The lawsuit details how, at 17, Gwynn began regularly using smokeless tobacco, or dipping, while a freshman ballplayer at San Diego State University and how he received “countless” free samples of smokeless tobacco during his college years, leading to a decades-long addiction. It describes how “throughout the 1970s and 1980s, Defendants’ smokeless tobacco campaigns also targeted college students and athletes through a coordinated nationwide network of on-campus marketing programs.” From 1977 to 1981, while Gwynn was in college, the industry recruited student contractors who promoted smokeless tobacco products to fellow students and athletes, distributed free samples and even sponsored an intramural softball team named the “Skoal Brothers” at San Diego State, the lawsuit states.

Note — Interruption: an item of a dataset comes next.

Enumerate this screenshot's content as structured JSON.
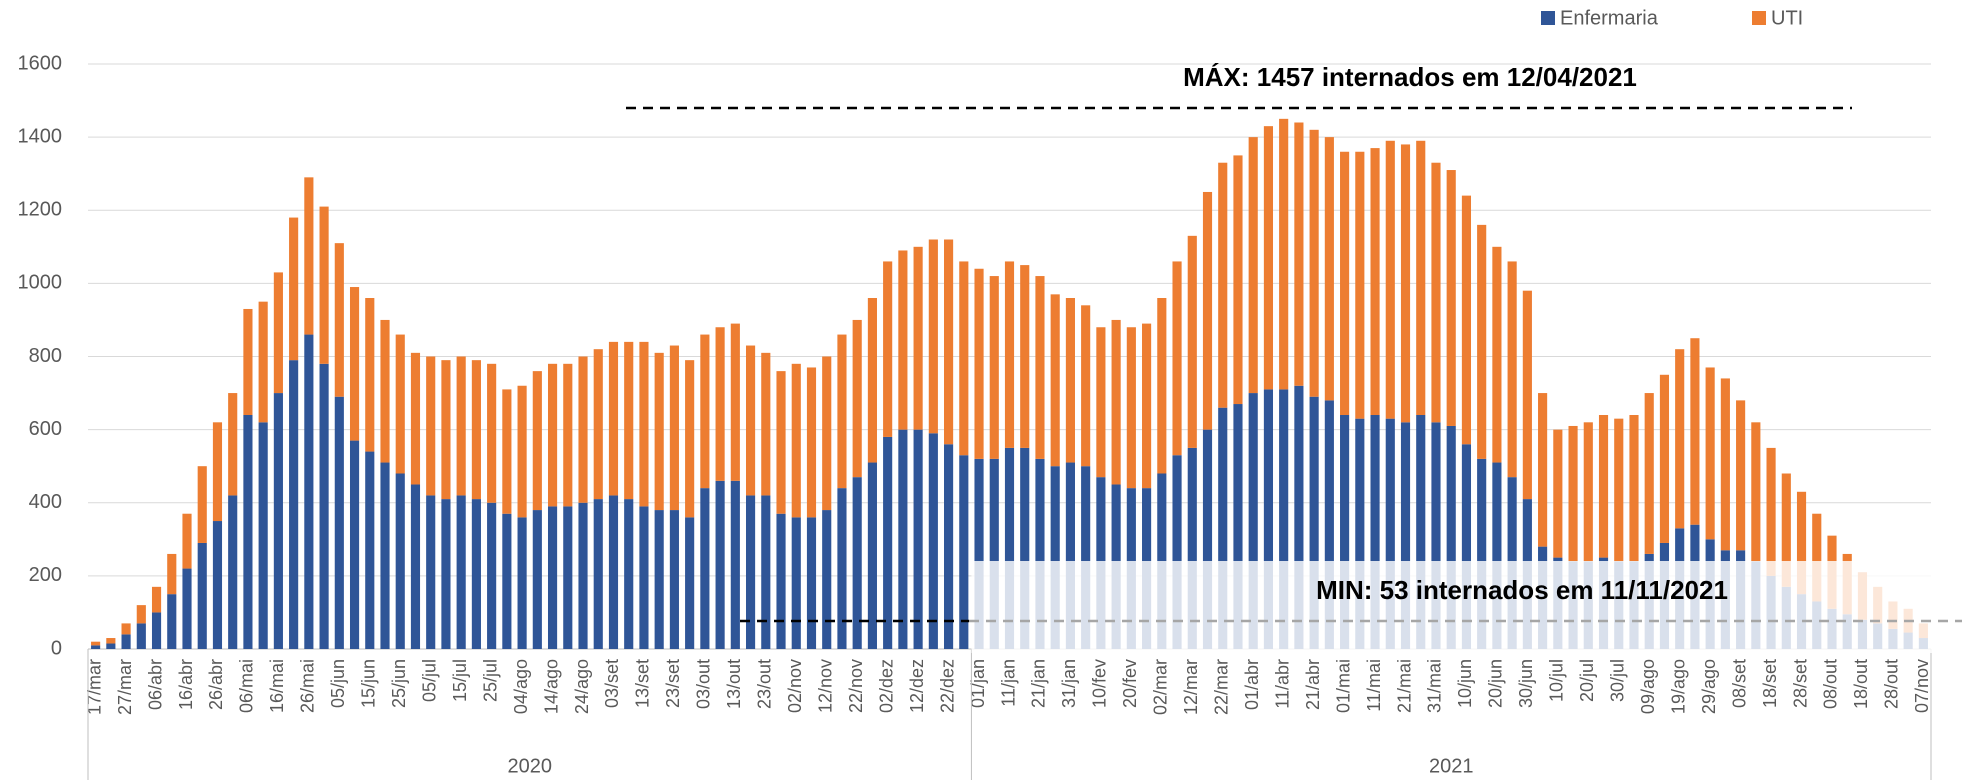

The lawsuit also details industry marketing tactics that linked smokeless tobacco use and sports, especially baseball. These include advertising and marketing campaigns using professional sports figures, advertising during network television broadcasts of major sporting events and placing ads in national sports magazines. “Defendants used professional sports figures to spread the lie that the use of these products was consistent with good health and fitness, and that they are a healthy alternative to smoking,” the lawsuit states.
As the lawsuit argues, Gwynn himself became an “unwitting agent” in the industry’s marketing schemes: “Defendants used Tony’s addiction to reach the legions of fans, athletes, spectators and children who viewed him with admiration and respect, just as the Defendants’ sports spokesmen during Tony’s youth led him to try, use and become addicted to their dangerous products.”
Unfortunately, some of these industry tactics continue today. Smokeless tobacco brands including Skoal and Grizzly continue to advertise in magazines such as Sports Illustrated and ESPN the Magazine, often with the message that you can’t be a real man without smokeless tobacco.
The association between smokeless tobacco and sports continues to harm young people. A September 2015 CDC report found that high school athletes use smokeless tobacco at nearly twice the rate of non-athletes, and smokeless tobacco use among athletes increased 11 percent from 2001 to 2013. Among male high school athletes, smokeless tobacco use was particularly alarming at 17.4 percent in 2013.
To set the right example for young fans and protect the health of players, MLB and the Players Association should agree to a complete prohibition on smokeless tobacco use in all major league stadiums as part of the new collective bargaining agreement being negotiated this year, as 34 leading public health and medical groups have urged them to do. Unfortunately the Players Association has yet to agree. In the meantime, Major League cities and states should continue to prohibit all tobacco use at sports venues, including baseball stadiums, as San Francisco, Boston, Los Angeles, New York, Chicago and the state of California have already done. Once all these laws are implemented, one-third of the 30 Major League stadiums will be tobacco-free. Washington, D.C., Toronto and the state of Minnesota are considering similar measures.
If the memory of Tony Gwynn’s life and death can make the game he loved tobacco-free and set the right example for future generations, it will be a tremendous and fitting legacy.